Queen’s Park staffer resigns over Ford government’s autism plan
A Queen’s Park political staffer has resigned in protest over the Ford government’s autism overhaul, saying he could not “defend the indefensible.”
Bruce McIntosh, the former president of the Ontario Autism Coalition, worked as the Legislative Assistant to PC MPP Amy Fee until his resignation today.
McIntosh says over the past few months he tried to offer his input to help shape the policy, hoping the government would take advantage of his years of experience as an advocate.
“I thought of myself as a bit of an asset,” McIntosh told CTV News Toronto, explaining that his son lives with autism.
However, McIntosh says, while he offered his advice to multiple people in the Minister of Children, Lisa MacLeod’s office and the Premier’s Office, he felt that “it wasn’t wanted.”
McIntosh believes the policy announced today will cause an “enormous problem” for parents and could leave some families in a crisis state once limited government funding dries up.
MacLeod announced today that parents would be given a maximum of $140,000, from the time of diagnosis until the age of 18, to be spent on a range of services at the family’s discretion.
McIntosh says the money could be spent in two years if the child need intensive therapy, which can often cost up to $80,000 per year, leaving families without any funding for crucial treatment when children get to their teenage years.
McIntosh says he “raised his concerns” with Fee but wouldn’t say whether she agreed with his assessment.
Fee is the parliamentary assistant to MacLeod and a mother of two children with autism.
Officials in the Premier’s Office say the government met with a number of different organizations including the Ontario Autism Coalition, Autism Ontario and service providers.
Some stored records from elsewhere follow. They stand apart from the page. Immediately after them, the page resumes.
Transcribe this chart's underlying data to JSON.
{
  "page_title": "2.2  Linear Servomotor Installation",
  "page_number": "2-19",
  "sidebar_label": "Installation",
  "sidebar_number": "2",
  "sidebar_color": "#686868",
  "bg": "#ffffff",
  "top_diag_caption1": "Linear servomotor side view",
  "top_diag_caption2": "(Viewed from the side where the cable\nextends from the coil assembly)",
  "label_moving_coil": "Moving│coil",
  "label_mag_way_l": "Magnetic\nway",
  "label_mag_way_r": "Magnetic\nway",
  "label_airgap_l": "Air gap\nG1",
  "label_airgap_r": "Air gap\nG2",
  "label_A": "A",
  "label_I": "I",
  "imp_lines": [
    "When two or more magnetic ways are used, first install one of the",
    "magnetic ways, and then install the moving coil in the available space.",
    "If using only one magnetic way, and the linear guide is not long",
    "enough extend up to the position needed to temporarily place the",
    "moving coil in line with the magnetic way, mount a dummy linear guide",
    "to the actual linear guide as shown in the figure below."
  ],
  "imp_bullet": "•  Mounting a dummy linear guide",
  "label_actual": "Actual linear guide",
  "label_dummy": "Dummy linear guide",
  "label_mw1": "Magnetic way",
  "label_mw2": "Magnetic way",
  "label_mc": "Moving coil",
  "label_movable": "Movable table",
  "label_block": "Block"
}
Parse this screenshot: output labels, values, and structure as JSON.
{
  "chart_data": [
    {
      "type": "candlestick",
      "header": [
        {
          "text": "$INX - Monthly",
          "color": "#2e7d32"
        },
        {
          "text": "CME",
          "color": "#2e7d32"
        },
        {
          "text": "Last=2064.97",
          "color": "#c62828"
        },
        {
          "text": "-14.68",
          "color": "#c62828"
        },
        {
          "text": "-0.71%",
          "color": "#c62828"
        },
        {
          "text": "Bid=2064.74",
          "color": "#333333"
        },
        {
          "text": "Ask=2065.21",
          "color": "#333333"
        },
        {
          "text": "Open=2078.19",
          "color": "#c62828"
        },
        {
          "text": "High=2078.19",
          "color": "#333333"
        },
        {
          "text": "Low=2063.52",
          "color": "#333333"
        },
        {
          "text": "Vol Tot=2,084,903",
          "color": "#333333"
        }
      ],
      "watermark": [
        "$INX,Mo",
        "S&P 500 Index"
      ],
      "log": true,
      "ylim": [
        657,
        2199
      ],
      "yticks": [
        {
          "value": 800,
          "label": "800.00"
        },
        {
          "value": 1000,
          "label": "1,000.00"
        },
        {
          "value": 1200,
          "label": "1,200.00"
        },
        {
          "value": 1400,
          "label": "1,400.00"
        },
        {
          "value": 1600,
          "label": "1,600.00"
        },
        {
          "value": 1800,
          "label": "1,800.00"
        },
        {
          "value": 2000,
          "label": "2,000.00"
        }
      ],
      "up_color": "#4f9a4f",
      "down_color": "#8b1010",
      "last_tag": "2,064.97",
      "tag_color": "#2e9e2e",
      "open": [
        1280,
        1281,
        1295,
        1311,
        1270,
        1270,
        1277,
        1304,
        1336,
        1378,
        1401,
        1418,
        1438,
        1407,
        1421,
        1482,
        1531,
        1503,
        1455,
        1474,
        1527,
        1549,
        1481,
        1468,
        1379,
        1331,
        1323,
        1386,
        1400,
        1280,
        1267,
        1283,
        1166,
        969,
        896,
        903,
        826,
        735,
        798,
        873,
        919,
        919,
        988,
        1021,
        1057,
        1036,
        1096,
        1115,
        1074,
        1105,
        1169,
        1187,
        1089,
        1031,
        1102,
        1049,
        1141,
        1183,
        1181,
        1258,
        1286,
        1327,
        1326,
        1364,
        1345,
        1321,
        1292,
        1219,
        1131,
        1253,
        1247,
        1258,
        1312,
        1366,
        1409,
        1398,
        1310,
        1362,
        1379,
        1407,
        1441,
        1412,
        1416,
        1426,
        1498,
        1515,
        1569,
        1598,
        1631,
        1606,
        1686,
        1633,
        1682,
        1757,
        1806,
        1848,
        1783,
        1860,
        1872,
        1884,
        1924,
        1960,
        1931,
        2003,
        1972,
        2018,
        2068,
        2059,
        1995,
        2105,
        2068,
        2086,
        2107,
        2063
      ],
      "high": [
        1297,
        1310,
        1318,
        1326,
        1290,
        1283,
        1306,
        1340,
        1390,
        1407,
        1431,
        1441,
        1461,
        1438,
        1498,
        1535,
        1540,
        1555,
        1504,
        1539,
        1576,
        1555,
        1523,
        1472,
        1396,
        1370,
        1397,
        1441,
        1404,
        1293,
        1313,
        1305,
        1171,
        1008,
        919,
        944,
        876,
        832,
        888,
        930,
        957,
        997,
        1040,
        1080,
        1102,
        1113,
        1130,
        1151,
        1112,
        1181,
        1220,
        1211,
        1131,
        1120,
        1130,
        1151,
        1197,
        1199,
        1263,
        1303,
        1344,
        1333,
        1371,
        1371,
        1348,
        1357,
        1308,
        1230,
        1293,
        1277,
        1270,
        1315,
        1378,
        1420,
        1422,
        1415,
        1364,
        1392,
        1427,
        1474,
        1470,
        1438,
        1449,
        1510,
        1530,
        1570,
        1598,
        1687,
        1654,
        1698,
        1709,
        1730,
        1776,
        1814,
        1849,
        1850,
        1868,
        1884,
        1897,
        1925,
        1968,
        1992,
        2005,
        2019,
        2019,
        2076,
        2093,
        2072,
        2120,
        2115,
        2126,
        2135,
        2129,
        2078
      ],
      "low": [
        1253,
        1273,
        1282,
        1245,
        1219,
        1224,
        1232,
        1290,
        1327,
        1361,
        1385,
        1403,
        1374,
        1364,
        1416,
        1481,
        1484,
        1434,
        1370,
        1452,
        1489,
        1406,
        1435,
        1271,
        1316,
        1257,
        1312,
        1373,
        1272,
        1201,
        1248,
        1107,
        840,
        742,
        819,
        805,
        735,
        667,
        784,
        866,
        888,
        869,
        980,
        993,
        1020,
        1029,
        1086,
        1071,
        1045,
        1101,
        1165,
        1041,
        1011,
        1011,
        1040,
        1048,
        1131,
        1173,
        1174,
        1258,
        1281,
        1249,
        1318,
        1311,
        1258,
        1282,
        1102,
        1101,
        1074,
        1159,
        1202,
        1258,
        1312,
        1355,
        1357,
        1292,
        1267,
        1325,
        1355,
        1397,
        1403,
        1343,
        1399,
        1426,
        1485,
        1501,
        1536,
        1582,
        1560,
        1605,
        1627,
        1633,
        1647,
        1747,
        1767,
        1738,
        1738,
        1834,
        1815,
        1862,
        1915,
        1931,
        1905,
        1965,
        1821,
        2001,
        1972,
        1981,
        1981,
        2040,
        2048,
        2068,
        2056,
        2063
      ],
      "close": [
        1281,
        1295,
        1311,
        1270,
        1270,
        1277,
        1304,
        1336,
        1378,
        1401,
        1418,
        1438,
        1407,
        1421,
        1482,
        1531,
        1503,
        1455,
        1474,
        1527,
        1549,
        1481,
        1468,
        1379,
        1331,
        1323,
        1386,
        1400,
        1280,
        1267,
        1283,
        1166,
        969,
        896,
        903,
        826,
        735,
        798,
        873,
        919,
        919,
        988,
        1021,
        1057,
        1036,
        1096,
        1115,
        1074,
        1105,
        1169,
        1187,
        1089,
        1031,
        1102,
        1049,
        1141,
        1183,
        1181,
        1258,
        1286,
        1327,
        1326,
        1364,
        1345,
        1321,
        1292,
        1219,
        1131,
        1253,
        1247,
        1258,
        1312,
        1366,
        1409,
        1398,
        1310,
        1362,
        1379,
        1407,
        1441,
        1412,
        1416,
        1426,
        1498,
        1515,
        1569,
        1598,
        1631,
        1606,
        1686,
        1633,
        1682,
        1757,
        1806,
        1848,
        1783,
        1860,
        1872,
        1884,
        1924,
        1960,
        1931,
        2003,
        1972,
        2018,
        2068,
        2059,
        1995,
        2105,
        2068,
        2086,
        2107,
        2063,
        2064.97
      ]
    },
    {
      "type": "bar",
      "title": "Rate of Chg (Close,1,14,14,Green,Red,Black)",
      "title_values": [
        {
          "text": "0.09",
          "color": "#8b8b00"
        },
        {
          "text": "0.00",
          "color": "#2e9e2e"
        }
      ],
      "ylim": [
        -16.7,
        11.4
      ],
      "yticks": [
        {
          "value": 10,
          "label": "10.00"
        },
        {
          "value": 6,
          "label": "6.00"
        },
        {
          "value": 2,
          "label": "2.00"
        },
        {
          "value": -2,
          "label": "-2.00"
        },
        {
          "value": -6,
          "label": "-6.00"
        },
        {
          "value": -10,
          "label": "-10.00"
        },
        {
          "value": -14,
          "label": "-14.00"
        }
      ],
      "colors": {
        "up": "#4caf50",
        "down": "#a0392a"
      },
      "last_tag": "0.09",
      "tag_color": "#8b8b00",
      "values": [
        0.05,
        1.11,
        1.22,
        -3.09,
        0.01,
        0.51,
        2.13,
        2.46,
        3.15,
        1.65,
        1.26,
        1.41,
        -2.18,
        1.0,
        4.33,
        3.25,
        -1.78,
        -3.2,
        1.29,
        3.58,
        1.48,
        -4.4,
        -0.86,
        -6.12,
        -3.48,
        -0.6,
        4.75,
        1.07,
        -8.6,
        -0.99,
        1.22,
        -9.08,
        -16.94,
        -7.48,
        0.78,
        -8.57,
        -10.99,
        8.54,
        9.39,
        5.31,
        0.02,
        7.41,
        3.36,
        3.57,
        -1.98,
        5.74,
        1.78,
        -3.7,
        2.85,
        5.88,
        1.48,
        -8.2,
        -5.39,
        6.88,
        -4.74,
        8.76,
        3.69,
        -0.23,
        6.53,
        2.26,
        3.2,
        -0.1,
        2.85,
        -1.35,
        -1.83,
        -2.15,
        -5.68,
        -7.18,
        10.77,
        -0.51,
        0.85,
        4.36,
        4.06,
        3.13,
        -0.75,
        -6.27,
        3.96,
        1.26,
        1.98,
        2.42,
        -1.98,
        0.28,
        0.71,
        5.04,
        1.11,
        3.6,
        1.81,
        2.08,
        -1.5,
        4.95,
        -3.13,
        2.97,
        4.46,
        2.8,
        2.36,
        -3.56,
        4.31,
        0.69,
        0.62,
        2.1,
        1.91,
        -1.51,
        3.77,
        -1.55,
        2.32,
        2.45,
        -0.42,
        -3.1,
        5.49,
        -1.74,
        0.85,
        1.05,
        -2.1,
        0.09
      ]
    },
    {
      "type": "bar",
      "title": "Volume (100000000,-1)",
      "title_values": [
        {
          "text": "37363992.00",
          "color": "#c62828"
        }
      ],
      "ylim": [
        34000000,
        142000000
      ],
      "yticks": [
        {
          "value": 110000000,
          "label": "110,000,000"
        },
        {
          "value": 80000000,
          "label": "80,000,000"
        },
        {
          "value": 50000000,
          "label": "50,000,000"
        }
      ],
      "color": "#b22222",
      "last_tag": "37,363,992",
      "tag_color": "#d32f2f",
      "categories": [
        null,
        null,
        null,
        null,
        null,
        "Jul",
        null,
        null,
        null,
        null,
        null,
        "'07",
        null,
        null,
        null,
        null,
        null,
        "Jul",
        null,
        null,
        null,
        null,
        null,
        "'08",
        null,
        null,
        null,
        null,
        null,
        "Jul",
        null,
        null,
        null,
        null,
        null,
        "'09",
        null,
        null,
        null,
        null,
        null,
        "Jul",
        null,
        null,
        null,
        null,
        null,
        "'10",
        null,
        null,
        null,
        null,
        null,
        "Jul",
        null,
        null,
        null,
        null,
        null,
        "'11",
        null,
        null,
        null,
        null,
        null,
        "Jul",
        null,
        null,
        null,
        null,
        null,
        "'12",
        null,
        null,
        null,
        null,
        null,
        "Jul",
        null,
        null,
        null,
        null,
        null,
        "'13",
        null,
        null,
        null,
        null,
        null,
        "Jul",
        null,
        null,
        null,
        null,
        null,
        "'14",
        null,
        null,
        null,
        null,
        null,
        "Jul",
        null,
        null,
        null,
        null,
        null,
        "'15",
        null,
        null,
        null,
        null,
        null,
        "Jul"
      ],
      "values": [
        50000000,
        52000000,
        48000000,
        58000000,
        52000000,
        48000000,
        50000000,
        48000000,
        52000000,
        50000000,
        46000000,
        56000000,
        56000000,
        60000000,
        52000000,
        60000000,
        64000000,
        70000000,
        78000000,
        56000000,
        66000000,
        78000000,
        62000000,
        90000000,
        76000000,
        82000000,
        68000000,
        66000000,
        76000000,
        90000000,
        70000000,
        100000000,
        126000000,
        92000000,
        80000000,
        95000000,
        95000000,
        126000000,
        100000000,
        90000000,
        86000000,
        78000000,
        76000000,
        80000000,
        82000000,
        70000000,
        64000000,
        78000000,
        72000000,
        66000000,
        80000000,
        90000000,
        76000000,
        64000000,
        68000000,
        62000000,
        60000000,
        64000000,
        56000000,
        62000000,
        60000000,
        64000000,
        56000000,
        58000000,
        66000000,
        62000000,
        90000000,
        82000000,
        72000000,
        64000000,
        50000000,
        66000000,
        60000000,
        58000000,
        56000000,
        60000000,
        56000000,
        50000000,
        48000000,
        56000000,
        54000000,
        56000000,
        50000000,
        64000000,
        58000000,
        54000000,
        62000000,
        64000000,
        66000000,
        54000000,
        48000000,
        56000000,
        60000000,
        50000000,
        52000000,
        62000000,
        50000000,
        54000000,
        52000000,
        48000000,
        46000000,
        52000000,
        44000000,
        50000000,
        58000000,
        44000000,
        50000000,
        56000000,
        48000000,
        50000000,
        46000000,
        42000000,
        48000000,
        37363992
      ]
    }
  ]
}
Fee also held a series of provincial roundtables allowing parents to give their input.
MacLeod’s chief of staff Timothy Porter also noted on Twitter that the Progressive Conservative plan “satisfies” 14 of the 19 demands made by the Autism Coalition, which McIntosh co-founded.
“As for Bruce McIntosh - he was informed he could resign in December,” Porter tweeted.
At the announcement today at the Holland Bloorview Kids Rehab Clinic, McIntosh was present with his resignation paper in hand.
“I told her that as a result of what was announced today that I didn’t feel that I could continue in that capacity of working for her,” McIntosh said.
“I wasn’t prepared to defend the indefensible.”